Ownership didn’t help. BDR managers “owned” the tools, but they also needed ops to set things up. In many orgs, neither side took full responsibility.
That said, I’ve seen companies drive a ton of value with these tools. The problem isn’t the platforms—it’s when teams use them with no strategy or personalization.
Where Things Are Headed
Sequencing has since spread elsewhere: Groove (acquired by Clari), Salesforce’s High Velocity Sales (now Engagement), and HubSpot’s “Sequences.”
So, yes—some form of sales engagement capability is clearly needed.
But here’s the real question: if a company doesn’t trust its BDRs / sales team to run effective outbound, are they better off letting marketing orchestrate campaigns and simply push call-downs to sales?
Maybe.
And with “GTM Engineering” becoming a thing, marketing may end up playing a huge role in outbound—and even inbound—through micro-audience targeting, better intent and signal capture, hyper-personalization, and AI-powered content.

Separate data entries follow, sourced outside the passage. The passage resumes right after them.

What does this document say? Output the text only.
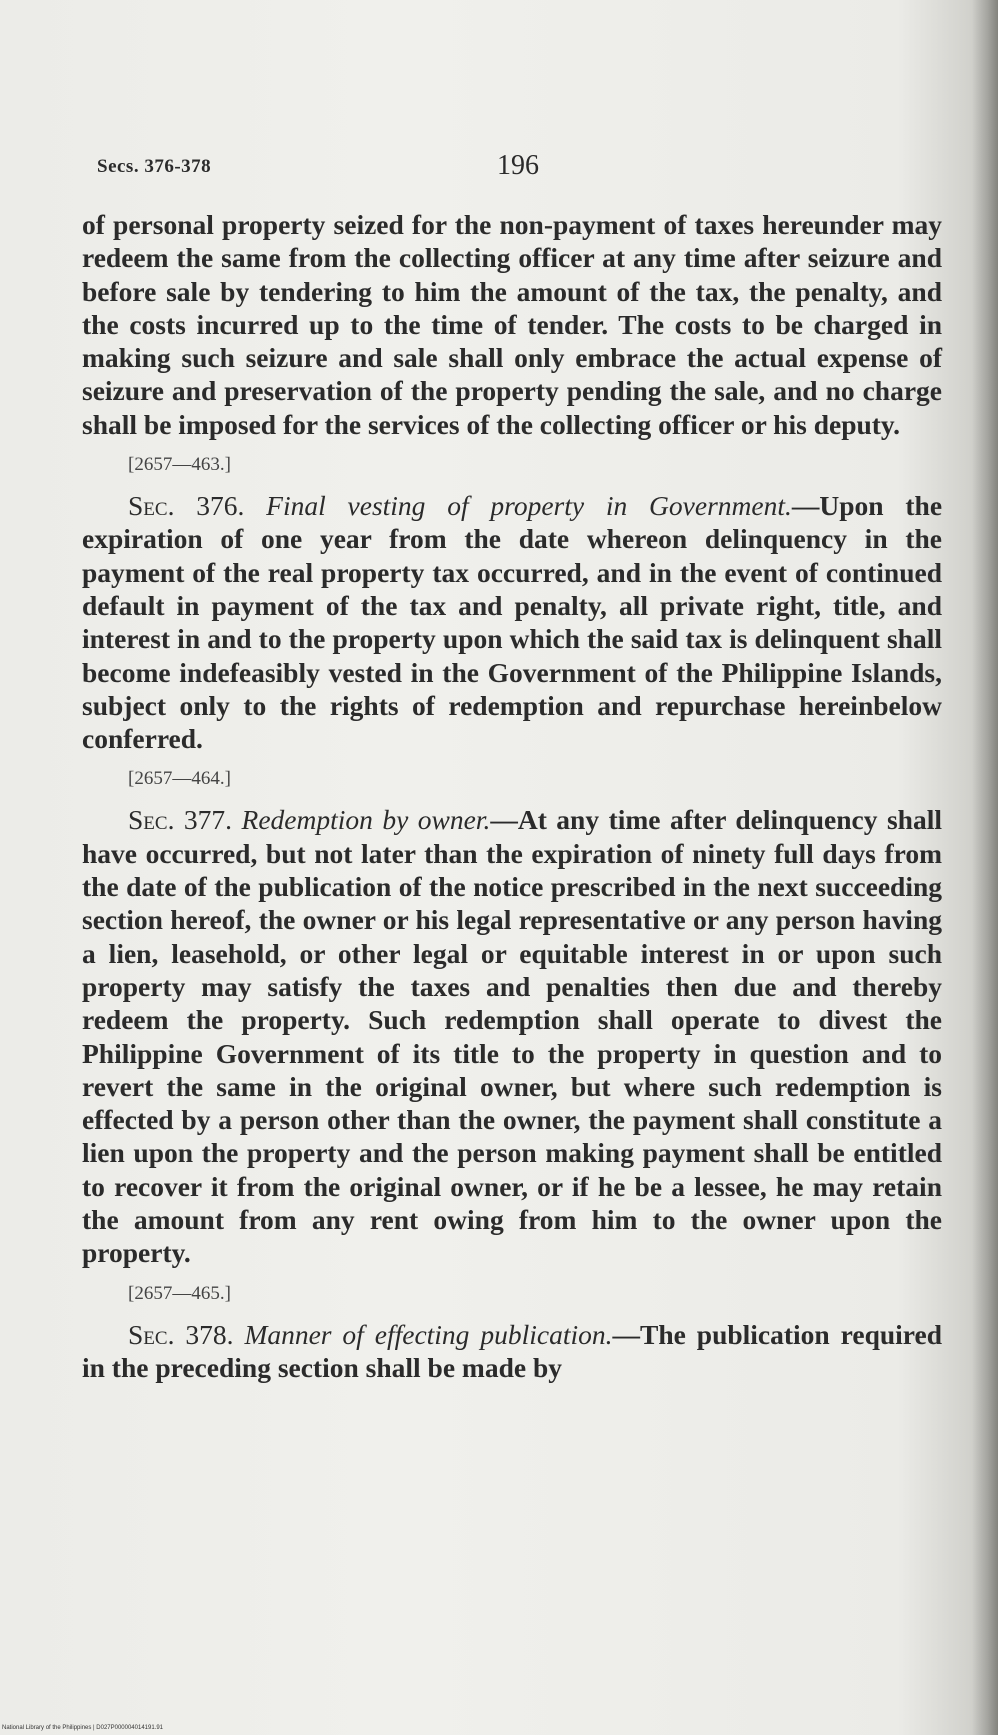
Secs. 376-378	196

of personal property seized for the non-payment of taxes hereunder may redeem the same from the collecting officer at any time after seizure and before sale by tendering to him the amount of the tax, the penalty, and the costs incurred up to the time of tender. The costs to be charged in making such seizure and sale shall only embrace the actual expense of seizure and preservation of the property pending the sale, and no charge shall be imposed for the services of the collecting officer or his deputy.

[2657—463.]

Sec. 376. Final vesting of property in Government.—Upon the expiration of one year from the date whereon delinquency in the payment of the real property tax occurred, and in the event of continued default in payment of the tax and penalty, all private right, title, and interest in and to the property upon which the said tax is delinquent shall become indefeasibly vested in the Government of the Philippine Islands, subject only to the rights of redemption and repurchase hereinbelow conferred.

[2657—464.]

Sec. 377. Redemption by owner.—At any time after delinquency shall have occurred, but not later than the expiration of ninety full days from the date of the publication of the notice prescribed in the next succeeding section hereof, the owner or his legal representative or any person having a lien, leasehold, or other legal or equitable interest in or upon such property may satisfy the taxes and penalties then due and thereby redeem the property. Such redemption shall operate to divest the Philippine Government of its title to the property in question and to revert the same in the original owner, but where such redemption is effected by a person other than the owner, the payment shall constitute a lien upon the property and the person making payment shall be entitled to recover it from the original owner, or if he be a lessee, he may retain the amount from any rent owing from him to the owner upon the property.

[2657—465.]

Sec. 378. Manner of effecting publication.—The publication required in the preceding section shall be made by

National Library of the Philippines | D027P000004014191.91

Are most orgs actually doing this? Nope. But it definitely feels like soon they will be.
Do We Still Need Sales Engagement Platforms?
That’s the open question.
They still make sense in many cases—especially when integrated into outbound campaigns. And if your sales team is already using one, that’s one less enablement hurdle.
But Clay’s announcement hints at something bigger: GTM teams may not always need a traditional sales engagement platform to orchestrate outbound or inbound follow-up. New options are emerging and how all of this is operationalized is changing.
The Final Takeaway
This is still a "wait and see" one for me. And in the meantime, I suggest GTM teams who are using their sales engagement platforms to think about how you can take some of the best practices that Clay and other GTM engineers are touting and really focus on creating a high-quality follow-up for inbound prospects and an extremely personalized and tailored outreach or outbound while still using the platform. You can leverage different outside tools, data sources, and even your own sales team research to power these efforts. And this is a way for you operators to start flexing those "GTM Engineer" skills / way of thinking!